Abu Dhabi: Abu Dhabi Commercial Bank (ADCB), the UAE's third largest bank by assets, on Tuesday reported a Dh1.2 billion loss in the fourth quarter of 2009 compared to a Dh262 million loss the previous year as it continued provisioning against non-performing loans.

"This has been a difficult year and net profitability has been impacted as a result of the current econ-omic crisis and additional provisioning requirements," ADCB chairman Eisa Al Suwaidi said in a statement. "The decision to take record provisions has resulted in the bottom line of the bank to go into negative territory."

The results came well short of analyst expectations. Al Mal Capital had projected a Dh33 million profit for the quarter assuming the bank would bring its provisions against exposure to Saudi Arabia's Saad and Algosaibi Groups up to the Central Bank requirement of 50 per cent.

In October, ADCB revealed it is owed $609 million (Dh2.2 billion) by Saad and Algosaibi, of which $405 million (Dh1.5 billion) is attributable to the Saad Group. The bank remains the highest exposed lender in the UAE to have reported the amounts it is owed.

Clean-up

"I think they are cleaning up all their books, taking all the hits this year and hopefully having a clean 2010," said Deepak Tolani, interim head of research at Al Mal Capital.

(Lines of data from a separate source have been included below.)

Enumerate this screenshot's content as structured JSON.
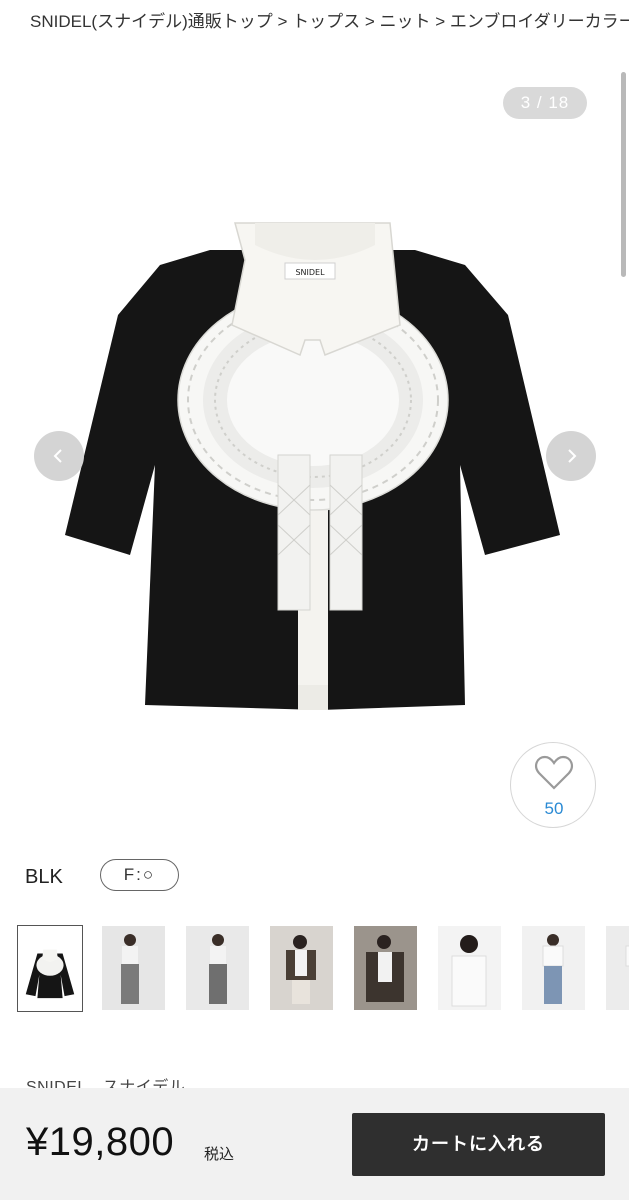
{
  "breadcrumb": {
    "text": "SNIDEL(スナイデル)通販トップ > トップス > ニット > エンブロイダリーカラー"
  },
  "gallery": {
    "counter": "3 / 18",
    "prev_icon": "chevron-left-icon",
    "next_icon": "chevron-right-icon",
    "image_alt": "product-image-knit-top",
    "tag_text": "SNIDEL"
  },
  "favorite": {
    "icon": "heart-outline-icon",
    "count": "50"
  },
  "variant": {
    "color": "BLK",
    "size": "F:○"
  },
  "brand_line": "SNIDEL　スナイデル",
  "purchase": {
    "price": "¥19,800",
    "tax_label": "税込",
    "cart_button": "カートに入れる"
  },
  "colors": {
    "counter_bg": "#d9d9d9",
    "nav_bg": "#d4d4d4",
    "favorite_count": "#2a8ad4",
    "cart_button_bg": "#2f2f2f",
    "bottom_bar_bg": "#f1f1f1"
  }
}
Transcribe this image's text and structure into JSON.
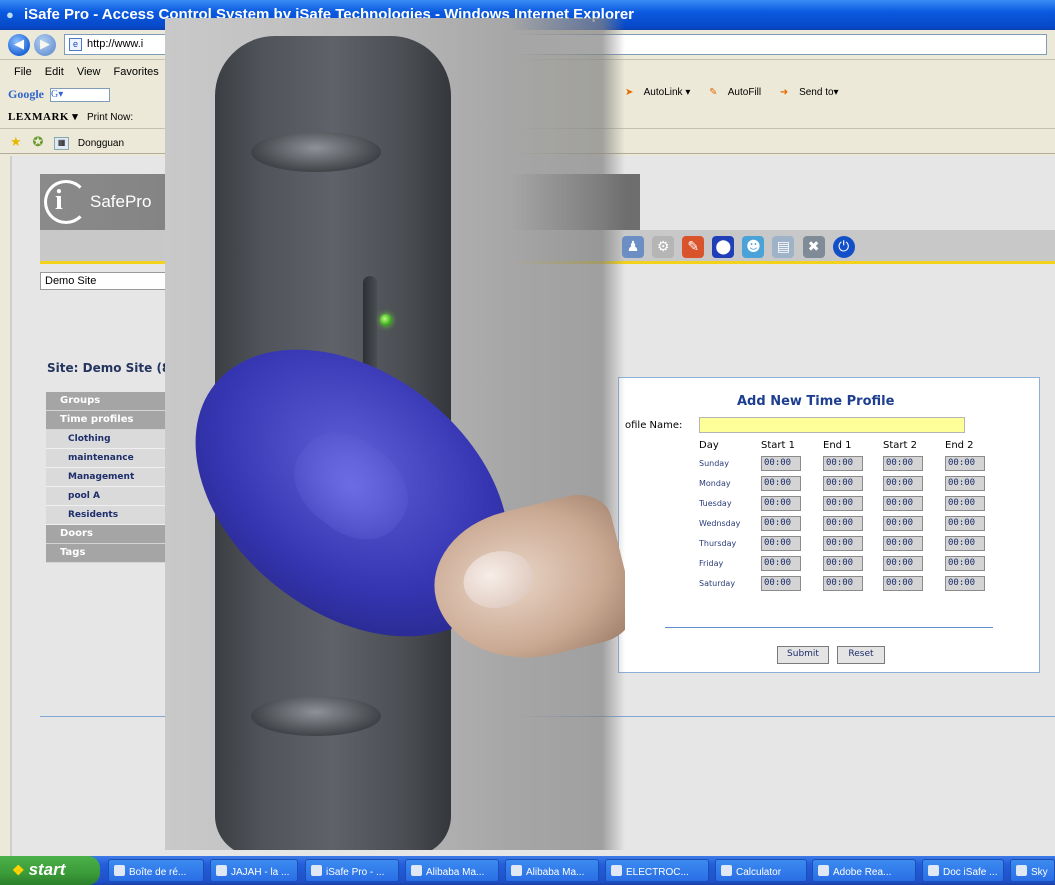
{
  "browser": {
    "title": "iSafe Pro - Access Control System by iSafe Technologies - Windows Internet Explorer",
    "address": "http://www.i",
    "menu": [
      "File",
      "Edit",
      "View",
      "Favorites"
    ],
    "google_label": "Google",
    "google_box": "G▾",
    "google_tools": [
      "AutoLink ▾",
      "AutoFill",
      "Send to▾"
    ],
    "lexmark_label": "LEXMARK ▾",
    "print_now_label": "Print Now:",
    "tab_title": "Dongguan"
  },
  "app": {
    "logo_text": "SafePro",
    "site_select": "Demo Site",
    "site_title": "Site: Demo Site (8",
    "nav": {
      "groups": "Groups",
      "time_profiles": "Time profiles",
      "profiles": [
        "Clothing",
        "maintenance",
        "Management",
        "pool A",
        "Residents"
      ],
      "doors": "Doors",
      "tags": "Tags"
    }
  },
  "form": {
    "title": "Add New Time Profile",
    "profile_name_label": "ofile Name:",
    "columns": [
      "Day",
      "Start 1",
      "End 1",
      "Start 2",
      "End 2"
    ],
    "days": [
      "Sunday",
      "Monday",
      "Tuesday",
      "Wednsday",
      "Thursday",
      "Friday",
      "Saturday"
    ],
    "default_time": "00:00",
    "submit_label": "Submit",
    "reset_label": "Reset"
  },
  "taskbar": {
    "start_label": "start",
    "tasks": [
      "Boîte de ré...",
      "JAJAH - la ...",
      "iSafe Pro - ...",
      "Alibaba Ma...",
      "Alibaba Ma...",
      "ELECTROC...",
      "Calculator",
      "Adobe Rea...",
      "Doc iSafe ...",
      "Sky"
    ]
  },
  "colors": {
    "title_blue": "#0a5ae0",
    "accent_yellow": "#f2d21a",
    "form_title": "#1e3f8f",
    "name_input": "#ffff99",
    "fob_blue": "#3535b2"
  }
}
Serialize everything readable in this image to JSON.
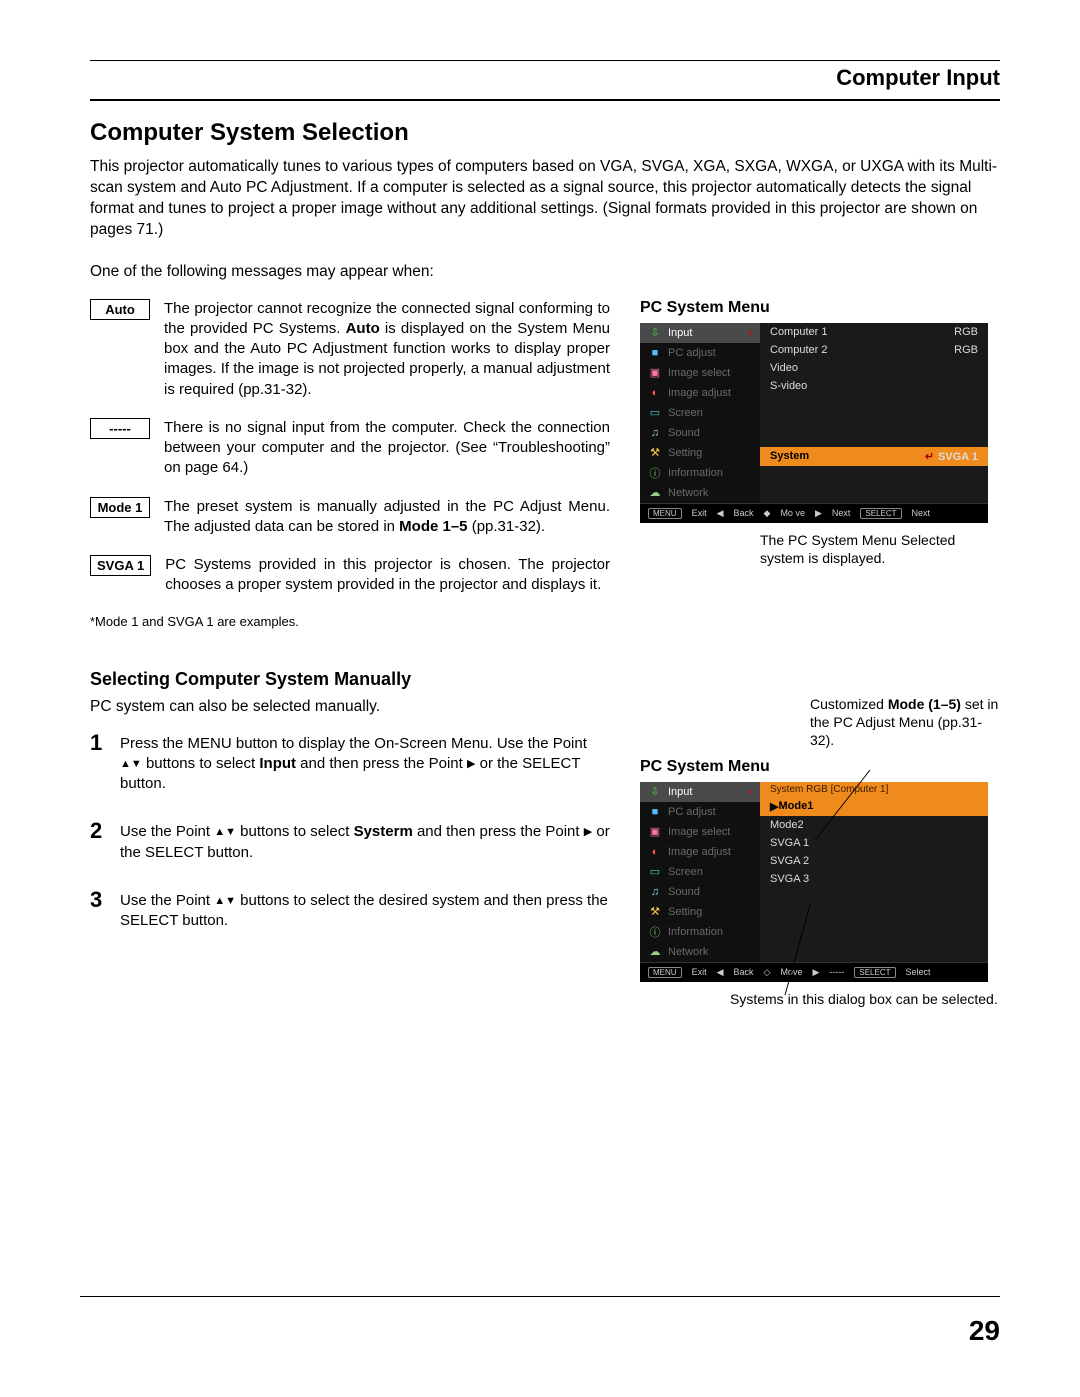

"Revenues are good, costs are under control, provisions are where they keep getting hit."

For full year, the bank recorded a loss of Dh513 million, compared to a Dh1.4 billion profit in 2008. Provisions against non-performing loans and investment losses accounted for the difference as they reached Dh3.9 billion in 2009, a 131 per cent increase over the previous year.

Provisions against bad loans in the fourth quarter alone reached Dh1.8 billion, more than double what the bank had set aside in the first nine months, and representing 27 per cent of all banks' provisions in the quarter, according to Central Bank data.

Provisioning might impact growth in the near term but it is necessary for the long term success of the bank, Tolani said.

"At some point they need to forget about the growth story and get their books clean," Tolani said.

Despite high provisioning, ADCB recorded a 9 per cent increase in annual revenue to Dh4.8 billion. Total assets, loans and deposits all increased by around 10 per cent, while capital adequacy rose to 17 per cent from 11 per cent in 2008.

"In light of both the global conditions and the local operating environment during 2009, the bank has chosen to adopt prudent practices to its renewed medium-term strategy," said CEO Ala'a Eraiqat in the statement.